El Mapache, una especie adaptable que encuentra en Sinaloa su hábitat ideal

El mapache, una de las especies más adaptables del planeta, ha encontrado en Sinaloa, especialmente en Mazatlán, un hábitat perfecto. Este animal, pariente del coatí y del panda gigante, genera ternura por su apariencia peluda, la marca oscura alrededor de los ojos y su manera única de manipular alimentos.

Originarios de América y presentes desde Canadá hasta Panamá, los mapaches se han vuelto populares como mascotas, aunque las autoridades de Salud no los consideran domesticables. A pesar de la creciente urbanización, Sinaloa, con su clima cálido y flora de selva caducifolia, ofrece un excelente hábitat para estos animales.

La adaptabilidad del mapache es notable, interactuando bien con humanos y alimentándose de alimentos desechados. En Sinaloa, se han convertido en atractivos turísticos, especialmente en Mazatlán, donde salen en busca de comida en la laguna y en el cerro del Faro Mazatlán.

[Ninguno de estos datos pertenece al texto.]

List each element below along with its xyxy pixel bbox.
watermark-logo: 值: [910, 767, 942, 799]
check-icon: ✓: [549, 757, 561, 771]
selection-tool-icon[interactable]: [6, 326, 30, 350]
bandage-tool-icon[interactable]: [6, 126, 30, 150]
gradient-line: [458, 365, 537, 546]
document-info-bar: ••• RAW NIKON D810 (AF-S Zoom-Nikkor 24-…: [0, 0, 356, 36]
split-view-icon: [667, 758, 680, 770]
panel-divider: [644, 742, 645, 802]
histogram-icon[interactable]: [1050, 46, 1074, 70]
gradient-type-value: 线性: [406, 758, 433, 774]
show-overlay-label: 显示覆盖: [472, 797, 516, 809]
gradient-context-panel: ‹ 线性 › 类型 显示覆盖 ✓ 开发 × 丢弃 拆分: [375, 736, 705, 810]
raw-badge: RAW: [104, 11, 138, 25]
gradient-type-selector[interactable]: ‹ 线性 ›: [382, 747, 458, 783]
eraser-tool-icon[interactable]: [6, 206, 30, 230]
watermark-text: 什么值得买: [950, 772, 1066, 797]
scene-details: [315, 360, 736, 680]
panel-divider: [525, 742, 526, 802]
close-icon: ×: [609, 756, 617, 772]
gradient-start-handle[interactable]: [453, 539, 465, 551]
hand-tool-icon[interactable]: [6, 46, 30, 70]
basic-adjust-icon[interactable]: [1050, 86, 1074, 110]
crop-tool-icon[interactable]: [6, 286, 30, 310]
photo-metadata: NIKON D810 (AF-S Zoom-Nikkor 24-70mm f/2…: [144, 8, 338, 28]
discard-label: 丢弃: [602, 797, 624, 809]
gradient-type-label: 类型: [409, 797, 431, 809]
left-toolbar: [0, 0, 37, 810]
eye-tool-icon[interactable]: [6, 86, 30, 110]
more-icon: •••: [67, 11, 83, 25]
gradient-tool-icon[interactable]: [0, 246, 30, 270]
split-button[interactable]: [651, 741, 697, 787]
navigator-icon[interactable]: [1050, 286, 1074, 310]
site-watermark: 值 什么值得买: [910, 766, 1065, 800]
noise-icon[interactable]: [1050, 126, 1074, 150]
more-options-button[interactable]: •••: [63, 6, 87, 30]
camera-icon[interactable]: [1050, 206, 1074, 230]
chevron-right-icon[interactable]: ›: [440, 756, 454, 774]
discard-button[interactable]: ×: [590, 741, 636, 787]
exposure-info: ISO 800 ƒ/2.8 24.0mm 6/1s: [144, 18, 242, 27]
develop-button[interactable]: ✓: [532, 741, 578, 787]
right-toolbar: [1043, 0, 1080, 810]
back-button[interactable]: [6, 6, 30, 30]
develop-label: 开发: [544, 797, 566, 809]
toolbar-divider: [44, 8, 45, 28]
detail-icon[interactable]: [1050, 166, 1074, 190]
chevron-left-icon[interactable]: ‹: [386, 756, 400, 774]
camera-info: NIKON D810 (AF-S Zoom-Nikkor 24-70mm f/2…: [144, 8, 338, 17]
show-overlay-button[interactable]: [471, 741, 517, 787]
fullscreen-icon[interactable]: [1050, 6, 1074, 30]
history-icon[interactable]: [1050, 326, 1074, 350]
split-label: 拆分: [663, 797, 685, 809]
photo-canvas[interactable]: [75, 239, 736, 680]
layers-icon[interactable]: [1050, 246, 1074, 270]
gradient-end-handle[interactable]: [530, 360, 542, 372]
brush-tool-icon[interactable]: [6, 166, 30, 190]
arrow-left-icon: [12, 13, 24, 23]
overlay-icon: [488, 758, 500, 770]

Aunque algunos los han llevado a Europa y se menciona incluso Asia, en estos lugares se consideran una especie invasora que genera problemas. Es esencial destacar la importancia de preservar y proteger a esta especie, especialmente en su hábitat natural.

El Día Internacional de los Mapaches, establecido el 12 de abril, busca concientizar sobre la conservación y protección de esta especie. En Sinaloa, el mapache no solo es una parte esencial de la biodiversidad, sino también un símbolo de la riqueza natural que el estado tiene para ofrecer.